Since Islam prohibits listening to blasphemy, few in the judicial process actually heard the alleged remarks, he said. The attorney said that not once had he or the court listened to the audio clip allegedly containing the sacrilegious comments.
“As a Muslim, my faith restricts me from listening to any kind of blasphemy,” he said. “I did not insist that the court play the audio, and I don’t think the judge would have played it anyway, keeping in mind the sensitivities involving blasphemy.”
He said the judge based her verdict on the basis of the transcript of the audio clip.
“My client, Sindhu, was convicted of committing blasphemy while Javed Naz was condemned for intentionally concealing the alleged blasphemy for monetary reasons, and thus being equally culpable of the crime,” he said.
As in most such cases, the death sentence will be challenged in the High Court.
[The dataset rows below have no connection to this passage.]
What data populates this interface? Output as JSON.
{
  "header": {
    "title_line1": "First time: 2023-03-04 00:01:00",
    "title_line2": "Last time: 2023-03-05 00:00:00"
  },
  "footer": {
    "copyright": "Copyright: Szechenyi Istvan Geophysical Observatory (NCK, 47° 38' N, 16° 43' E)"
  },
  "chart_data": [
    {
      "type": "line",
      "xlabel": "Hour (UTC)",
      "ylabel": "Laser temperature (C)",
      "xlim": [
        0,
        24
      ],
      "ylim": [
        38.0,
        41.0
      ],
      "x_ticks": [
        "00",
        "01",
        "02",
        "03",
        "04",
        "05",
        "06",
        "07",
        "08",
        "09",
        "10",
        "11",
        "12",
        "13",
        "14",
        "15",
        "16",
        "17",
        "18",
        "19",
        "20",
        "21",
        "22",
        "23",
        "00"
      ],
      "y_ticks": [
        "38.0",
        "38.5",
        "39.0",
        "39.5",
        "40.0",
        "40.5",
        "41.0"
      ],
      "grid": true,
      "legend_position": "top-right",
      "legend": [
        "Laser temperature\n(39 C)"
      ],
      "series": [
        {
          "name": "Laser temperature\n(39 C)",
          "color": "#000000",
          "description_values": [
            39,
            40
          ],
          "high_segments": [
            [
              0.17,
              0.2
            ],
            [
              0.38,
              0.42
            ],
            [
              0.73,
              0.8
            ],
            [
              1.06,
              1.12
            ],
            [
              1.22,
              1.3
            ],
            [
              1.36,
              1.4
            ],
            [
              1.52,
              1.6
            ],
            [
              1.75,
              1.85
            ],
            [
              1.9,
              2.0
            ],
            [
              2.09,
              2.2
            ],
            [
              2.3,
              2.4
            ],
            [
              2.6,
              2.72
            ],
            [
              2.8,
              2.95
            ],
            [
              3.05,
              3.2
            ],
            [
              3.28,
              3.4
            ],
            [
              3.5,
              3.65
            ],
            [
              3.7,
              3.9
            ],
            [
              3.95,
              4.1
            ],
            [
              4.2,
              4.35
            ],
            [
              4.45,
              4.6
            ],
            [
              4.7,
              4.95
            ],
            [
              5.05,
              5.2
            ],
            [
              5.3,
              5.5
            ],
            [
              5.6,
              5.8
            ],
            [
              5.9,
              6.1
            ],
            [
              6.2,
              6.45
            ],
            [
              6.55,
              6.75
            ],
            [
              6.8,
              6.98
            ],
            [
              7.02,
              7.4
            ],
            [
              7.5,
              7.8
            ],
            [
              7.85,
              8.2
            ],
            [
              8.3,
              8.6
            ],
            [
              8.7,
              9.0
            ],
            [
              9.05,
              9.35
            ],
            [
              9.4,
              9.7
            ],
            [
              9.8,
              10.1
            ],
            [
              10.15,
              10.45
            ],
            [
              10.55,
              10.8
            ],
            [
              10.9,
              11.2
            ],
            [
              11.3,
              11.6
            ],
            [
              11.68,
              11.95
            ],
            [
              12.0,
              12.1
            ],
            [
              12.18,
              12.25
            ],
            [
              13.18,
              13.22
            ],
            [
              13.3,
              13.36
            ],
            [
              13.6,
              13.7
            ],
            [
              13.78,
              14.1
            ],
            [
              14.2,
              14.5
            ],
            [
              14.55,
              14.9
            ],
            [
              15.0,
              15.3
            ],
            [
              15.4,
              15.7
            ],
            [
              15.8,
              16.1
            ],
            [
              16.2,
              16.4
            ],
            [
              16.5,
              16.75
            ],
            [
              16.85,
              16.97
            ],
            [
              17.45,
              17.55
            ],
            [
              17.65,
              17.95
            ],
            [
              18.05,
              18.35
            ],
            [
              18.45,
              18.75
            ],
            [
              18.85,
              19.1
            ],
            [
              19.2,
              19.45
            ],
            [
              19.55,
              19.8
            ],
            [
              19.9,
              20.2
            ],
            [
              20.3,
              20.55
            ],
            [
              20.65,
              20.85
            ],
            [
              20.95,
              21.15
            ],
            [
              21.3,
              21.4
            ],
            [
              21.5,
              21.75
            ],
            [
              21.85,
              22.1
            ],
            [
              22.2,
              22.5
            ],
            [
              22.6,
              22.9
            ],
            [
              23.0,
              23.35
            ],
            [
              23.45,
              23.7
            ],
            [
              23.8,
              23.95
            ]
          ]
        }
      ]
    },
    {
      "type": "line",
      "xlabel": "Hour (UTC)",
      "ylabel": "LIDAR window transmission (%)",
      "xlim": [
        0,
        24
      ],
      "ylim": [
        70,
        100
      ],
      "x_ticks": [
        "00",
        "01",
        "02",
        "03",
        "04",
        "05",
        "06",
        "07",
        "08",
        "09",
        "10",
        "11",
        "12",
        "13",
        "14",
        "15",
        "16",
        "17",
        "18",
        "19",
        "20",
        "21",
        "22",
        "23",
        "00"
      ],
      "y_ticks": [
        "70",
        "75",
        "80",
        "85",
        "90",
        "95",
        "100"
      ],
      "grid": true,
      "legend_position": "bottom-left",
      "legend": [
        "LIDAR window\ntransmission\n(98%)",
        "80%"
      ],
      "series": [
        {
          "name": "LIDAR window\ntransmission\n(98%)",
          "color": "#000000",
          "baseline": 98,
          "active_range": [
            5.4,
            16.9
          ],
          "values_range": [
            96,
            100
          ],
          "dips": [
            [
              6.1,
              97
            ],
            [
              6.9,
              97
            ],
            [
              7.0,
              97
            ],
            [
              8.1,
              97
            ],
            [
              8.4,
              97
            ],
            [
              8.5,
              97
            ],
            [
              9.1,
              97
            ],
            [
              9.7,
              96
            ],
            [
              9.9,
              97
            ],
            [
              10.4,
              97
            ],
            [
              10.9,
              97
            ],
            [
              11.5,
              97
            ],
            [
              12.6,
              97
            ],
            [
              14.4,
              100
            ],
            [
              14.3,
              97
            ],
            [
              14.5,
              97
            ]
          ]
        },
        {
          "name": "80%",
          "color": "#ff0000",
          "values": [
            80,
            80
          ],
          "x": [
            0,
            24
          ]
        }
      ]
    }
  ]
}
Several people in Gujranwala told Pakistan Today that Sindhu and his family were well-respected in the city because of their contribution to education.
“Anjum Sindhu has been serving this city for over 20 years,” said the source close to the family. “The main branch of his school, which he was himself supervising as principal, has a student body of over 2,000 children. He has two sons and three daughters, all of whom are highly qualified professionals. It’s a shame that such a progressive Christian family is being made to suffer like this.”
The source said that the family had kept Sindhu’s arrest and detention in the blasphemy case a secret as they didn’t want to risk his life.
Asif Sindhu said his brother never had any conflicts with Muslims.
“My brother had thousands of Muslim students, and they never complained about his behavior,” he said. “My brother registered a complaint against Javed Naz and Jaffer Ali for demanding extortion, but instead he was booked and later sentenced to death over a fake charge of blasphemy. What kind of justice is this?”